The challenge for Post is the unchanged structural volume decline with stable stamp prices since January 2016 and a high fixed cost base. Additionally, the structural shift with mail decline and parcel growth is currently not adequately reflected in the overhead cost of the division, and the investment into the further development of operations in PeP Germany has not been sufficient over the last years.

In order to address these challenges, DP DHL said it has initiated a comprehensive programme to improve productivity, reduce indirect costs and implement yield initiatives.

To increase productivity, the group “will lift PeP operations onto the next S-curve” through regular opex investments of €100 – 150 million annually.
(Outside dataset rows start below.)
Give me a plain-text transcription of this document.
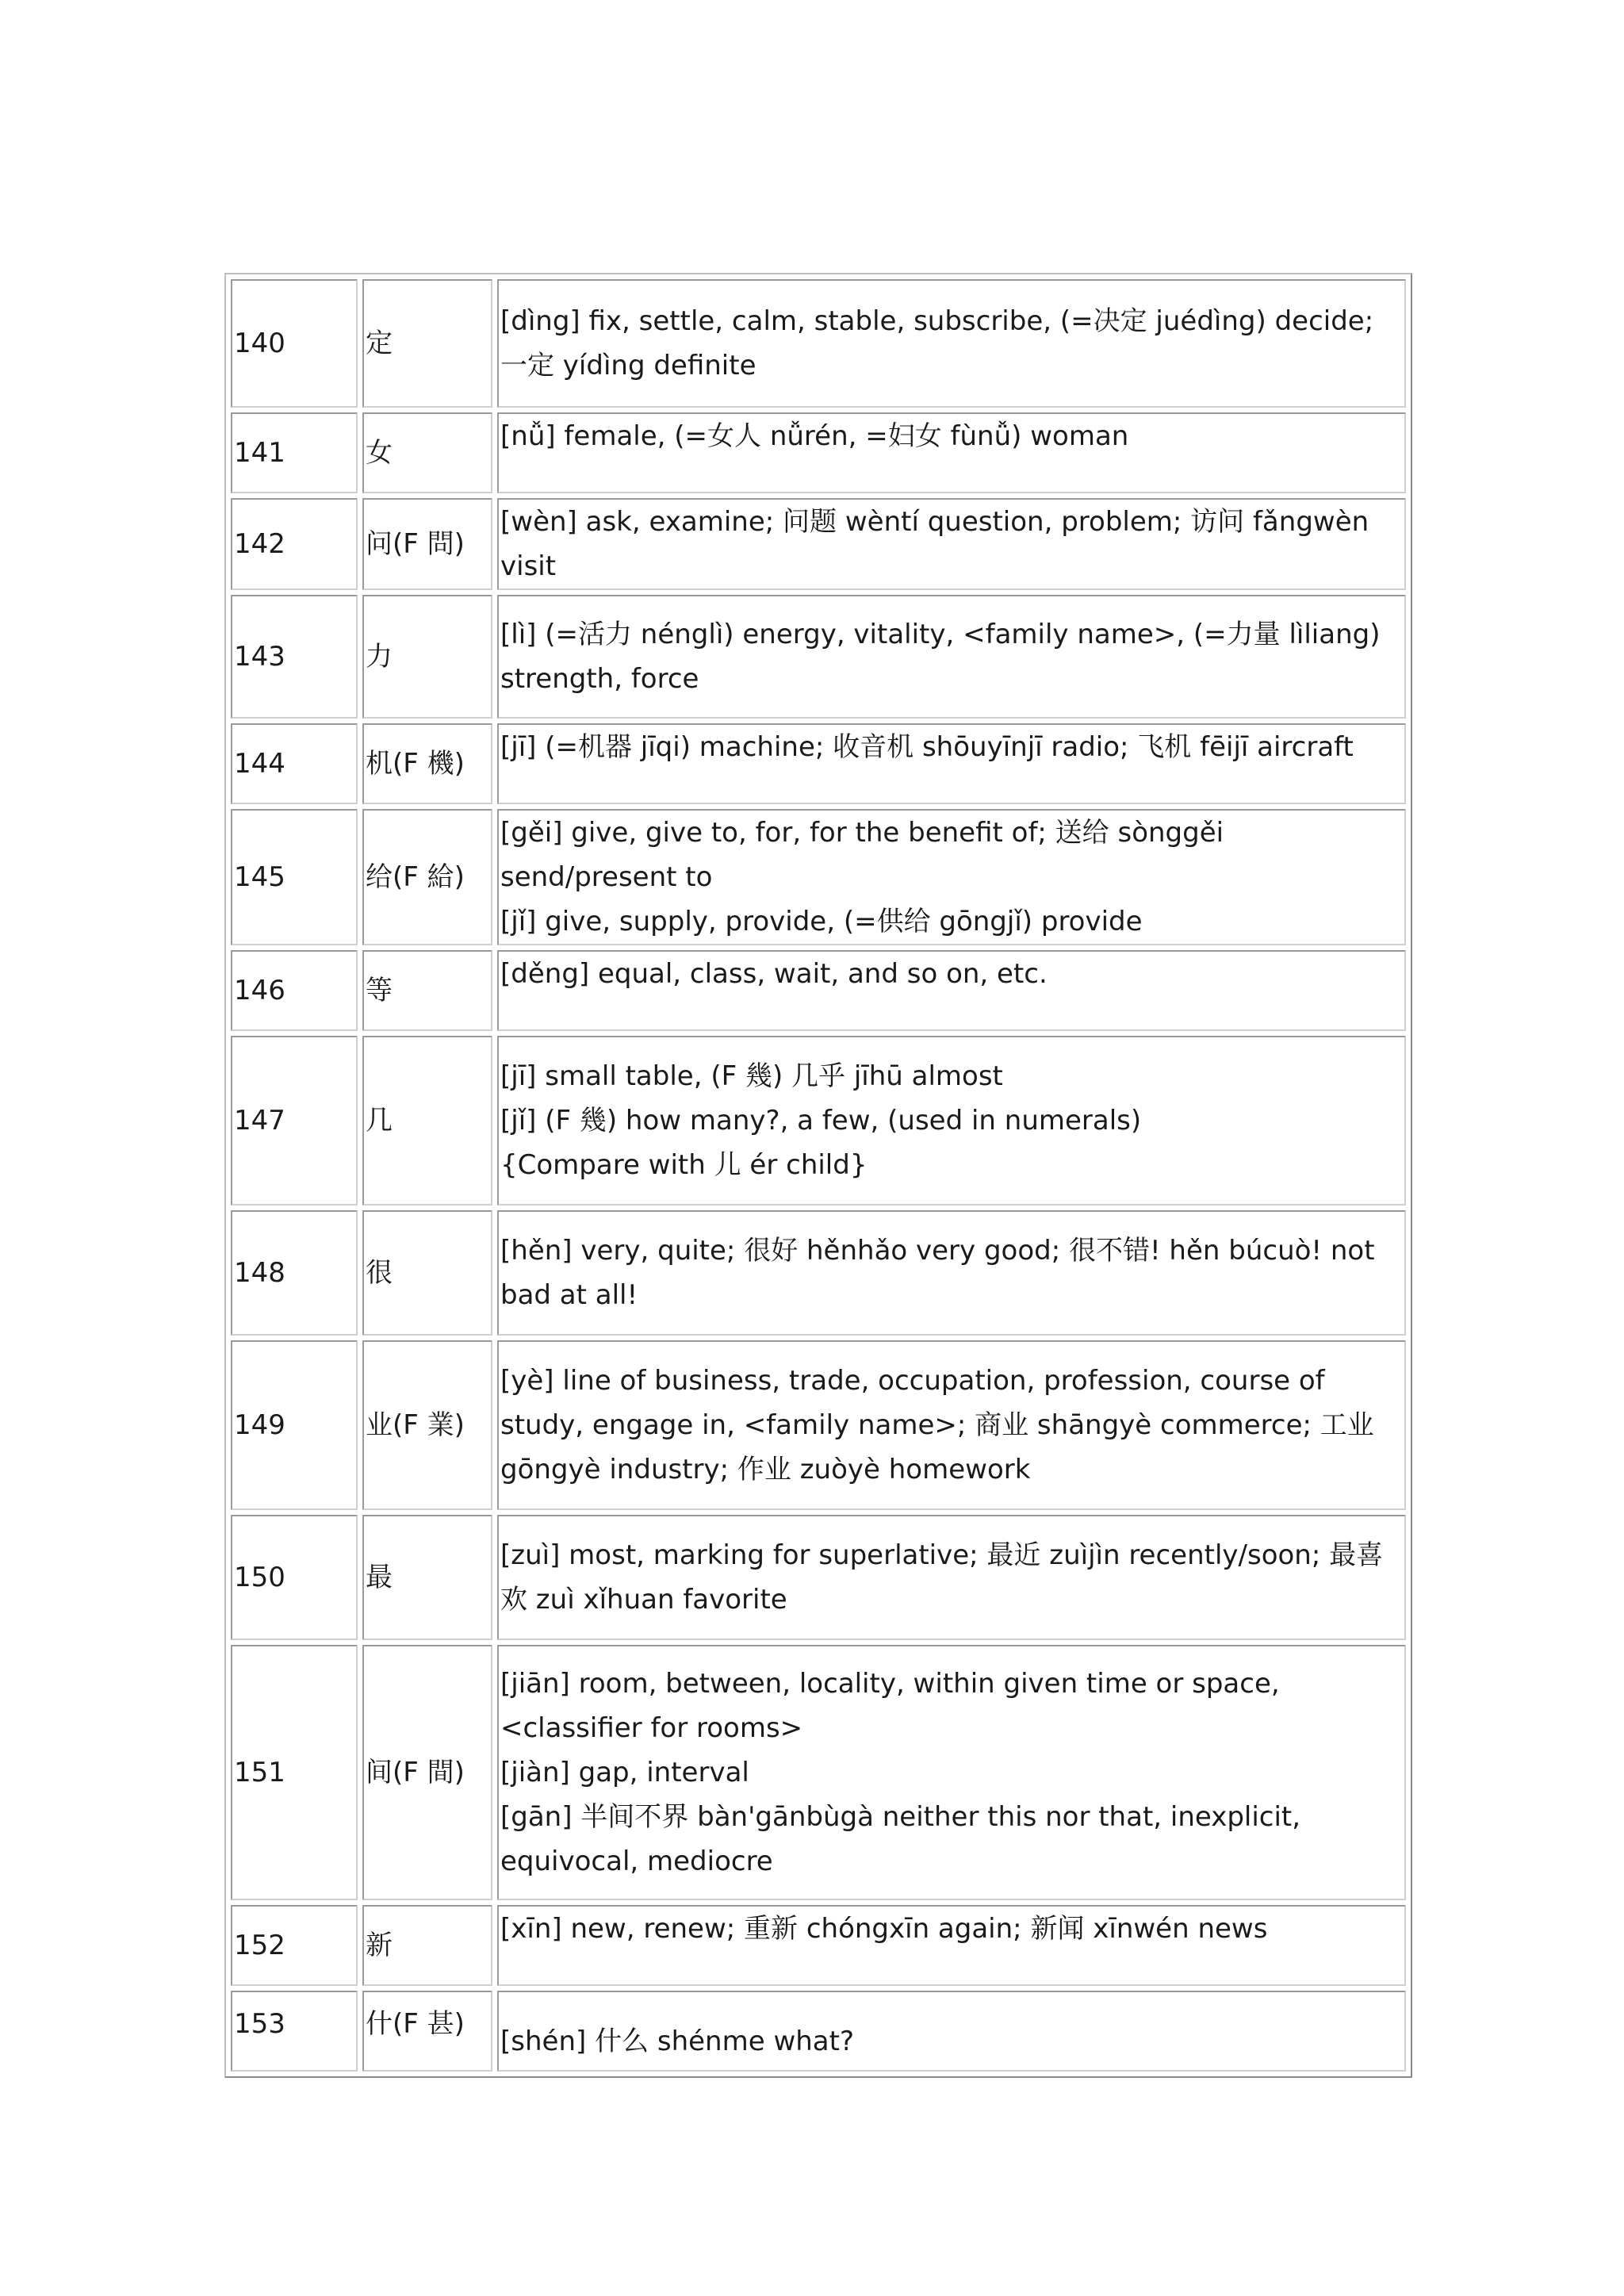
140	定	[dìng] fix, settle, calm, stable, subscribe, (=决定 juédìng) decide; 一定 yídìng definite

141	女	[nǚ] female, (=女人 nǚrén, =妇女 fùnǚ) woman

142	问(F 問)	[wèn] ask, examine; 问题 wèntí question, problem; 访问 fǎngwèn visit

143	力	[lì] (=活力 nénglì) energy, vitality, <family name>, (=力量 lìliang) strength, force

144	机(F 機)	[jī] (=机器 jīqi) machine; 收音机 shōuyīnjī radio; 飞机 fēijī aircraft

145	给(F 給)	[gěi] give, give to, for, for the benefit of; 送给 sònggěi send/present to
[jǐ] give, supply, provide, (=供给 gōngjǐ) provide

146	等	[děng] equal, class, wait, and so on, etc.

147	几	[jī] small table, (F 幾) 几乎 jīhū almost
[jǐ] (F 幾) how many?, a few, (used in numerals)
{Compare with 儿 ér child}

148	很	[hěn] very, quite; 很好 hěnhǎo very good; 很不错! hěn búcuò! not bad at all!

149	业(F 業)	[yè] line of business, trade, occupation, profession, course of study, engage in, <family name>; 商业 shāngyè commerce; 工业 gōngyè industry; 作业 zuòyè homework

150	最	[zuì] most, marking for superlative; 最近 zuìjìn recently/soon; 最喜欢 zuì xǐhuan favorite

151	间(F 間)	[jiān] room, between, locality, within given time or space, <classifier for rooms>
[jiàn] gap, interval
[gān] 半间不界 bàn'gānbùgà neither this nor that, inexplicit, equivocal, mediocre

152	新	[xīn] new, renew; 重新 chóngxīn again; 新闻 xīnwén news

153	什(F 甚)	[shén] 什么 shénme what?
This will include automation and digitalization, continuous improvement, increased last mile productivity and intelligent network utilization. Ultimately, these operational investments will drive better customer service and higher efficiencies, which will lead to an improvement of €150 – 250 million per annum.  

In order to reflect the continuous decline in letter volumes, the group will sustainably reduce the fixed cost base mainly with an early retirement program focusing on civil servants in overhead areas. This will come with restructuring costs of €500 million in 2018 and will be implemented in 2018 and 2019. The Group expects the program to lead to an annual cost reduction of at least €200 million by 2020.
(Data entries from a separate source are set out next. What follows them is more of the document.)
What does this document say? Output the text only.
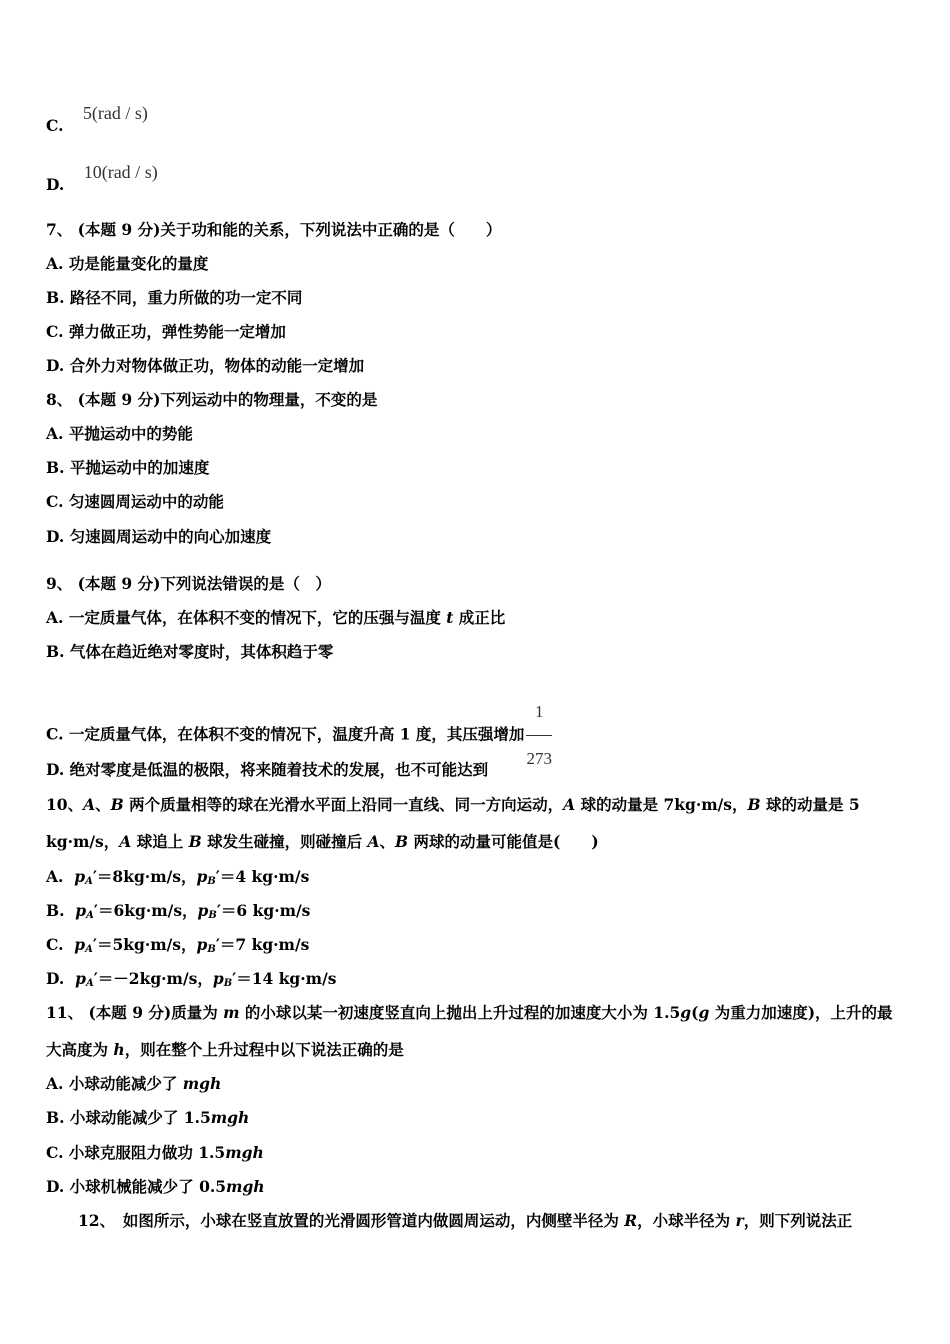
C. 5(rad / s)
D. 10(rad / s)
7、 (本题 9 分)关于功和能的关系，下列说法中正确的是（　　）
A. 功是能量变化的量度
B. 路径不同，重力所做的功一定不同
C. 弹力做正功，弹性势能一定增加
D. 合外力对物体做正功，物体的动能一定增加
8、 (本题 9 分)下列运动中的物理量，不变的是
A. 平抛运动中的势能
B. 平抛运动中的加速度
C. 匀速圆周运动中的动能
D. 匀速圆周运动中的向心加速度
9、 (本题 9 分)下列说法错误的是（　）
A. 一定质量气体，在体积不变的情况下，它的压强与温度 t 成正比
B. 气体在趋近绝对零度时，其体积趋于零
C. 一定质量气体，在体积不变的情况下，温度升高 1 度，其压强增加 $\frac{1}{273}$
D. 绝对零度是低温的极限，将来随着技术的发展，也不可能达到
10、A、B 两个质量相等的球在光滑水平面上沿同一直线、同一方向运动，A 球的动量是 7kg·m/s，B 球的动量是 5
kg·m/s，A 球追上 B 球发生碰撞，则碰撞后 A、B 两球的动量可能值是(　　)
A. $p_A'=8kg\cdot m/s$，$p_B'=4$ kg·m/s
B. $p_A'=6kg\cdot m/s$，$p_B'=6$ kg·m/s
C. $p_A'=5kg\cdot m/s$，$p_B'=7$ kg·m/s
D. $p_A'=-2kg\cdot m/s$，$p_B'=14$ kg·m/s
11、 (本题 9 分)质量为 m 的小球以某一初速度竖直向上抛出上升过程的加速度大小为 1.5g(g 为重力加速度)，上升的最
大高度为 h，则在整个上升过程中以下说法正确的是
A. 小球动能减少了 mgh
B. 小球动能减少了 1.5mgh
C. 小球克服阻力做功 1.5mgh
D. 小球机械能减少了 0.5mgh
12、　如图所示，小球在竖直放置的光滑圆形管道内做圆周运动，内侧壁半径为 R，小球半径为 r，则下列说法正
In terms of yield management, for regulated products in the Post business, the group is awaiting the new regulation from the Federal Network Agency as of January 1, 2019. Price increases for unregulated larger-size shipments as of July 1 have already been announced.
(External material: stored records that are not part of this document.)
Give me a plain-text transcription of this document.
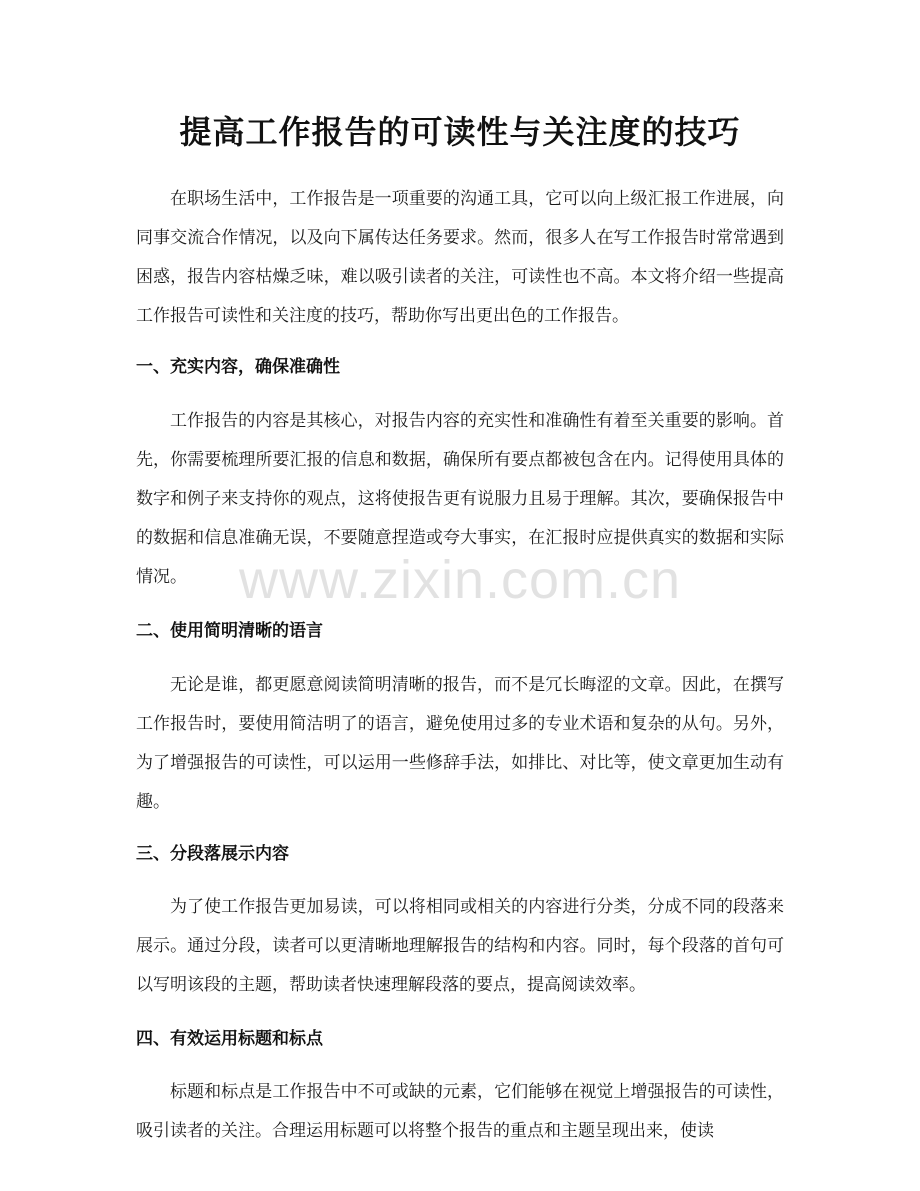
提高工作报告的可读性与关注度的技巧

在职场生活中，工作报告是一项重要的沟通工具，它可以向上级汇报工作进展，向同事交流合作情况，以及向下属传达任务要求。然而，很多人在写工作报告时常常遇到困惑，报告内容枯燥乏味，难以吸引读者的关注，可读性也不高。本文将介绍一些提高工作报告可读性和关注度的技巧，帮助你写出更出色的工作报告。

一、充实内容，确保准确性

工作报告的内容是其核心，对报告内容的充实性和准确性有着至关重要的影响。首先，你需要梳理所要汇报的信息和数据，确保所有要点都被包含在内。记得使用具体的数字和例子来支持你的观点，这将使报告更有说服力且易于理解。其次，要确保报告中的数据和信息准确无误，不要随意捏造或夸大事实，在汇报时应提供真实的数据和实际情况。

二、使用简明清晰的语言

无论是谁，都更愿意阅读简明清晰的报告，而不是冗长晦涩的文章。因此，在撰写工作报告时，要使用简洁明了的语言，避免使用过多的专业术语和复杂的从句。另外，为了增强报告的可读性，可以运用一些修辞手法，如排比、对比等，使文章更加生动有趣。

三、分段落展示内容

为了使工作报告更加易读，可以将相同或相关的内容进行分类，分成不同的段落来展示。通过分段，读者可以更清晰地理解报告的结构和内容。同时，每个段落的首句可以写明该段的主题，帮助读者快速理解段落的要点，提高阅读效率。

四、有效运用标题和标点

标题和标点是工作报告中不可或缺的元素，它们能够在视觉上增强报告的可读性，吸引读者的关注。合理运用标题可以将整个报告的重点和主题呈现出来，使读

www.zixin.com.cn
In DHL Parcel Germany, the group will focus on a balance between growth and yield. Even in a competitive market, cost inflation requires price adjustments, which will be implemented on a rolling basis upon contract renewal and signing. The future volume growth for Parcel Germany is expected to be closer to the market development of 5 – 7% growth.

The measures will only help in part in 2018 when the PeP EBIT prior to one-off costs is now expected to come in at around €1.1 billion. This includes additional operating expenses for productivity improvements of around €150 million. In addition, a restructuring charge of €500 million will be recognized in 2018 to implement measures.

Starting in the second quarter of 2018 the activities of the recently founded area of Corporate Incubations will be shown as part of the new line Corporate Functions together with Corporate Center/Other. The full-year result of Corporate Incubations is expected to be €-70 million.

Including the above described effects, the management board expects in 2018 an EBIT of around €3.2 billion. The PeP division is likely to contribute at around €0.6 billion to this figure while the DHL divisions are still expected to reach around €3.0 billion. The Corporate Functions result is expected to be at €-0.42 billion, including the unchanged projection for Corporate Center/Others of a result of around €-0.35 billion.

The above mentioned measures result in a confirmed earnings forecast for 2020: Group EBIT is expected to reach more than €5.0 billion. The PeP division is expected to contribute around €1.7 billion of this and the earnings contribution of the DHL divisions is forecasted to reach around €3.7 billion. Corporate Functions is forecast to reach around €-0.35 billion.